When you are working with any of the black or white points, whether input levels or output levels, the up and down arrow keys are going to change the value in increments of 1. If you press Shift along with one of these values, you'll change value by increments of 10, to this Shift+Down arrow and Shift+Up arrow, and then with gamma you are changing hundreds. So up arrow will increase the value by hundredth, down arrow will decrease the value by hundredth, and if you add Shift with up or down arrow, you'll increase the value by a tenth or decrease the value by a tenth. So just good stuff to know. I'm going to go ahead and restore my output levels to 0 and 255, because I want to leave them alone, otherwise I'm happy with this thus far, except for the fact that I really don't like the effect I have come up with, because we still have this incredibly yellowish color cast going on inside this image that I want to correct for.

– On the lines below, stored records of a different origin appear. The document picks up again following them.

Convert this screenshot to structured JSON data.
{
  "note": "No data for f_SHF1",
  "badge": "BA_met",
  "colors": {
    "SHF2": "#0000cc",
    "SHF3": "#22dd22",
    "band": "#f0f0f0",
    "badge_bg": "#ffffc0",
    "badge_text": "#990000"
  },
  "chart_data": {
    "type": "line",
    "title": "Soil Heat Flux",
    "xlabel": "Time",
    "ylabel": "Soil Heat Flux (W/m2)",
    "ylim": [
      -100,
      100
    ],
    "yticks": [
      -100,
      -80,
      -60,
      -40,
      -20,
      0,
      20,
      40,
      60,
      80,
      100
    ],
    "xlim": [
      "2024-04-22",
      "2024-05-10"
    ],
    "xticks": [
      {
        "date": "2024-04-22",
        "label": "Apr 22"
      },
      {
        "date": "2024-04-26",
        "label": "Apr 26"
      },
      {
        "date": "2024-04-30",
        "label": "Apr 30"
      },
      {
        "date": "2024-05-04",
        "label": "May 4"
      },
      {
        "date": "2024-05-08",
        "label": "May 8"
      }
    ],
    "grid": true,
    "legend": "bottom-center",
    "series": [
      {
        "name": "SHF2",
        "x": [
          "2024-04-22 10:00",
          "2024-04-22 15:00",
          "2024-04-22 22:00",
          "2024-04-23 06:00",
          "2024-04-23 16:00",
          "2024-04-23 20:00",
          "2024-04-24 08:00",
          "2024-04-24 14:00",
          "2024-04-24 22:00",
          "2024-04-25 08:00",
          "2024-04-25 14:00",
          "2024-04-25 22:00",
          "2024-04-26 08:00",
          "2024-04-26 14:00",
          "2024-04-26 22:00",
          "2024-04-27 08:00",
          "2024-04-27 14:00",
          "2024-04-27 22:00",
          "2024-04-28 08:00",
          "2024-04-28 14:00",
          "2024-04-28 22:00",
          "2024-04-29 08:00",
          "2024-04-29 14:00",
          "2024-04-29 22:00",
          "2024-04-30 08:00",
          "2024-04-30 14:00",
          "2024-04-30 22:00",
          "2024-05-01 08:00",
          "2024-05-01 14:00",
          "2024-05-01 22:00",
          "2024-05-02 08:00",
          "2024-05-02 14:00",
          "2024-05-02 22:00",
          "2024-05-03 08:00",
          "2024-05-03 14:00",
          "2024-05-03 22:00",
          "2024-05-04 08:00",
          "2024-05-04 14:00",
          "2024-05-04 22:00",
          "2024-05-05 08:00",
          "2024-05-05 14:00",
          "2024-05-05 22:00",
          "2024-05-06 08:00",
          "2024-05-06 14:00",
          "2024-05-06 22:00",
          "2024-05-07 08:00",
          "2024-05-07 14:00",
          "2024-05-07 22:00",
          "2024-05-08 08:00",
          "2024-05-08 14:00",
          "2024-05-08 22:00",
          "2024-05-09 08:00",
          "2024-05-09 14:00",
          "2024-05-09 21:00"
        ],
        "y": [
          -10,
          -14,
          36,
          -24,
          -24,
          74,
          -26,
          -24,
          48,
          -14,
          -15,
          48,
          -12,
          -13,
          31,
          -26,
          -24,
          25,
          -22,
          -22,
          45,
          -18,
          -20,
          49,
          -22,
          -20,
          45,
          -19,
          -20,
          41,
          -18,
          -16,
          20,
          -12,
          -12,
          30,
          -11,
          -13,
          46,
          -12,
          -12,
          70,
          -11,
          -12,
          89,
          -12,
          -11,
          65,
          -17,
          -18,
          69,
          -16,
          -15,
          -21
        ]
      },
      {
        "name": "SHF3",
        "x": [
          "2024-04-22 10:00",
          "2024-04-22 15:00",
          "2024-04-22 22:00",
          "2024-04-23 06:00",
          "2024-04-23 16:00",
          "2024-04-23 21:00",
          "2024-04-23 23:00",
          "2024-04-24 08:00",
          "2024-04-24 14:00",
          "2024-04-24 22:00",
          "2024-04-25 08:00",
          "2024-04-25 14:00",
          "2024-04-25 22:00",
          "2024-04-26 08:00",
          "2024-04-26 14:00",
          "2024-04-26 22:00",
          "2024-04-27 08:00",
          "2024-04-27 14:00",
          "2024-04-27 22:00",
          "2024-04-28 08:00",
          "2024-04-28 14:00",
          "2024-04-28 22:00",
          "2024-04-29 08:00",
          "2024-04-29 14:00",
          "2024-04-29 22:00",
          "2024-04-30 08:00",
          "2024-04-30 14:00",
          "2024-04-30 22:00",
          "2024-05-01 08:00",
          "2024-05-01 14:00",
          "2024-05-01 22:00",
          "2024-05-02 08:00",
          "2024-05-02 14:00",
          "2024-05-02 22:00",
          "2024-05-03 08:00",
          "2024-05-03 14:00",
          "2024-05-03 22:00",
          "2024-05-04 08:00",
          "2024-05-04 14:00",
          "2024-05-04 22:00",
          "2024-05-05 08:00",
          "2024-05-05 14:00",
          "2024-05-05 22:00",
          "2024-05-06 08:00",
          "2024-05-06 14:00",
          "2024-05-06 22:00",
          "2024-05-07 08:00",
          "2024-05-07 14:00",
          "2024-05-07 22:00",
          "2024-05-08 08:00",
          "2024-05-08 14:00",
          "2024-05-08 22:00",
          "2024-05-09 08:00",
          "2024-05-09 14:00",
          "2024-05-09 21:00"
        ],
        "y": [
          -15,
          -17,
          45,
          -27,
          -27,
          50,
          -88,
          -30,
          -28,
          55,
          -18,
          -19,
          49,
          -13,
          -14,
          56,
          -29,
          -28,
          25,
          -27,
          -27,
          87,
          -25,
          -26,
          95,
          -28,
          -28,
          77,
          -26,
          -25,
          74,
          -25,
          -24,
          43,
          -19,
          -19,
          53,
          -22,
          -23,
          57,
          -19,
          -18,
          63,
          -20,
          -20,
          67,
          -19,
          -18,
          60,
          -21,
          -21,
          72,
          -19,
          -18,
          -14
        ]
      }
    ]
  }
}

So far we have only modified contrast. When you are modifying contrast that's all you want to do, you can apply a composite modification to the RGB channel right there, supposedly channel for the RGB composite image, but if you want to adjust for color cast which is something that we need to do, then you need to actually look at the individual channels and apply different modifications to different channels, and that is something that we are going to do in the very next exercise.